At the same time, it is certainly essential to seek relationships outside of RMA. The friendships I have made outside of RMA are far more significant to me than anyone I knew inside. But if you have compassion and concern for your friend, even if he seems beyond help, in your opinion, it's always nice just to call him up and let him know you care for him and are thinking about him. If he doesn't call back, fine. At least you let him know. There is also nothing wrong with drawing a boundary regarding the calls, but there is also something known as diplomacy. (I honestly can't assume how you spoke with him about this, so I won't.) Drawing a boundary with an asshole you don't know is entirely different than drawing one with someone you care about. One you can tell to fuck off, the other requires a bit more finesse. (Unless it's someone like my friend Bill. We tell each other to fuck off all the time.

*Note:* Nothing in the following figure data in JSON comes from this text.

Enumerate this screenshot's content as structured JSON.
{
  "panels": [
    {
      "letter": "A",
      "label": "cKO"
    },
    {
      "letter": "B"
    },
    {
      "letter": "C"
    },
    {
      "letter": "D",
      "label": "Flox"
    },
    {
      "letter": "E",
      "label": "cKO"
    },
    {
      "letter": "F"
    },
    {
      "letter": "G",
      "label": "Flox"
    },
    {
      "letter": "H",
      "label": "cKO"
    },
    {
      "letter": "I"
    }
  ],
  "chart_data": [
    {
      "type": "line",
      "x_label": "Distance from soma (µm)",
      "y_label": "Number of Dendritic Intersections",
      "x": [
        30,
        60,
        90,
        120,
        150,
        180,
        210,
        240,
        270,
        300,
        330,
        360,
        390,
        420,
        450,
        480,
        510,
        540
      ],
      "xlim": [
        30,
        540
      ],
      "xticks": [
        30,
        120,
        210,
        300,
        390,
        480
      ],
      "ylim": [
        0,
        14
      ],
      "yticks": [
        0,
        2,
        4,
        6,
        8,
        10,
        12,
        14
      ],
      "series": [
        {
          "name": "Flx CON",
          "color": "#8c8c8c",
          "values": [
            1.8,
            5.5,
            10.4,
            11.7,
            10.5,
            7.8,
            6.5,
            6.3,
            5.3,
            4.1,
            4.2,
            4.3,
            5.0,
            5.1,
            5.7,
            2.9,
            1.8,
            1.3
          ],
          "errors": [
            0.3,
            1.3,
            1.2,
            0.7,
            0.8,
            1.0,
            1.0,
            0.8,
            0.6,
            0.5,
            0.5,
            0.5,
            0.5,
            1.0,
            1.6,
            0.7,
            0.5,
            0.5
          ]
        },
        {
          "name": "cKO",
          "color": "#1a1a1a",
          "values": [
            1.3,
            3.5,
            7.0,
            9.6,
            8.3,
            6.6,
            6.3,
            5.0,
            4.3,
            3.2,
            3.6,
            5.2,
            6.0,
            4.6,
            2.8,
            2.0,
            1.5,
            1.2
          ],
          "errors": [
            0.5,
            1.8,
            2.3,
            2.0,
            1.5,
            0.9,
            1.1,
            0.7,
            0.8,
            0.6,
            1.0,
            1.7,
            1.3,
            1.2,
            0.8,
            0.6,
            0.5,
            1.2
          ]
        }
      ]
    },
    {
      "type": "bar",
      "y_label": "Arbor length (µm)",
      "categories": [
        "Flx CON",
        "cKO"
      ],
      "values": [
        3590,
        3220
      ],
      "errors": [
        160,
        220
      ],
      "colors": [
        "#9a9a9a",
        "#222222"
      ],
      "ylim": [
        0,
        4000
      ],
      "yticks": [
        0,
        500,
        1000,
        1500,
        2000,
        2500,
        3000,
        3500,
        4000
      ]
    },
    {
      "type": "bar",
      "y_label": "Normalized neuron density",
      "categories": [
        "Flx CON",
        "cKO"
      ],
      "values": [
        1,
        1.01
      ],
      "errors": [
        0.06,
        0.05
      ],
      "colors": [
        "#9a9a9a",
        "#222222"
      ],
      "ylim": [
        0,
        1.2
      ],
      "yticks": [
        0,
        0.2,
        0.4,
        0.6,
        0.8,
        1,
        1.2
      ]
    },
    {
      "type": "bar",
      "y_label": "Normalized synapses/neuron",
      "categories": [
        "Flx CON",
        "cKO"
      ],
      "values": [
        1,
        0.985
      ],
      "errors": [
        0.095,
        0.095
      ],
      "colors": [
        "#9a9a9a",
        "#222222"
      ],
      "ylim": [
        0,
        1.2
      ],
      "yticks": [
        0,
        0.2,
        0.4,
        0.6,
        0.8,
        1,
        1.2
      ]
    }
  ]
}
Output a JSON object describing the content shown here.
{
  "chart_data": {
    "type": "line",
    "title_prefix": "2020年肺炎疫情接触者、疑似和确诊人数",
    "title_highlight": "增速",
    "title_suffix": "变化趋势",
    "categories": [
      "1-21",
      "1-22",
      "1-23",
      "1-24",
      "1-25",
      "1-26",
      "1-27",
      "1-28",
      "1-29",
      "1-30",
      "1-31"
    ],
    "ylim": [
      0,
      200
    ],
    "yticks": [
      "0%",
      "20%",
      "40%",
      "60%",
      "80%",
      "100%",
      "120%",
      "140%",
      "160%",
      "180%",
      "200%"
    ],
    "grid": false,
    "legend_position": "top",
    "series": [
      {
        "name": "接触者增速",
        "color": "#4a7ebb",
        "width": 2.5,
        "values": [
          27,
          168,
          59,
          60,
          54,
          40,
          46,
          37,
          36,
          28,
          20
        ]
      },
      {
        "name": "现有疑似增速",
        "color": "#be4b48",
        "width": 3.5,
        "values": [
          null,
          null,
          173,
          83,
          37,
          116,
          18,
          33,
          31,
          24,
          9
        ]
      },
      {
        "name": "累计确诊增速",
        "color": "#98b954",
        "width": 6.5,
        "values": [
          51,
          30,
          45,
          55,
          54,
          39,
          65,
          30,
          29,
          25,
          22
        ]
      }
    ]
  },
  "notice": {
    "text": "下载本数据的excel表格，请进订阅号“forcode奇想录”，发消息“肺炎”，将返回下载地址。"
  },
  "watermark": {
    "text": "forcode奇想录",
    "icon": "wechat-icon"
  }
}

) I don't think your friend has written you off, I think his feelings are simply hurt, for whatever reason. He's going through a hard time. (Pardon me if I am telling you anything you already know, BTW. I hope I am not coming off condescending.)
I know I want you to act in life and behave according to social patterns.
Heh, the fornits bot got ya! you.need=I want you :wink:
social patterns is a gray area. It depends on the context. The way I regard it most is how I relate to people I respect and care about, i.e. people whose feelings I have consideration for. I take that into account, while I also maintain my own boundaries, and the both of us can laugh and have fun. Then there are social patterns for things like work behavior, doing a job interview, meeting your boyfriend/girlfriend's parents for the first time, guys who come up to you on the street asking for money or cigarettes, someone you bump into accidentally on the bus.
It's not about societal norms and mores, fuck those. There is no global template. It's entirely situational. I certainly do not fit into many of those societal expectations, yet I try to regard my fellow humans with a certain level of empathy (which is different from trust, which I do not give out freely) and still maintain my own boundaries. For example, the artists' collective next door I used to bitterly refer to as "a bunch of goddamn hippies who use the tablesaw in the courtyard way too much." But then I went to a couple of their parties, and hung out on my deck with a couple of the guys when they were working on a piece, and all those guys are a really great bunch of people. I am glad that I was able to see beyond my own bitterness to get to know them. I've noticed that it is quite an enjoyable experience to have my assumptions and judgments challenged and corrected. Especially when the end result is that you make a new friend.
Part of the bitterness is simply me being a grumpy old man, but part of it is CEDU. We are trained to judge, and judge we do.. in spades. You may be judging your friend too harshly. He may be acting like an ass, but all of us do, whether we went to CEDU or not. Pain causes people to be difficult dickheads. That's just how it is.
P.S. I'm not nearly as compassionate as I might sound, BTW. I can be a ripe bastard when I want to.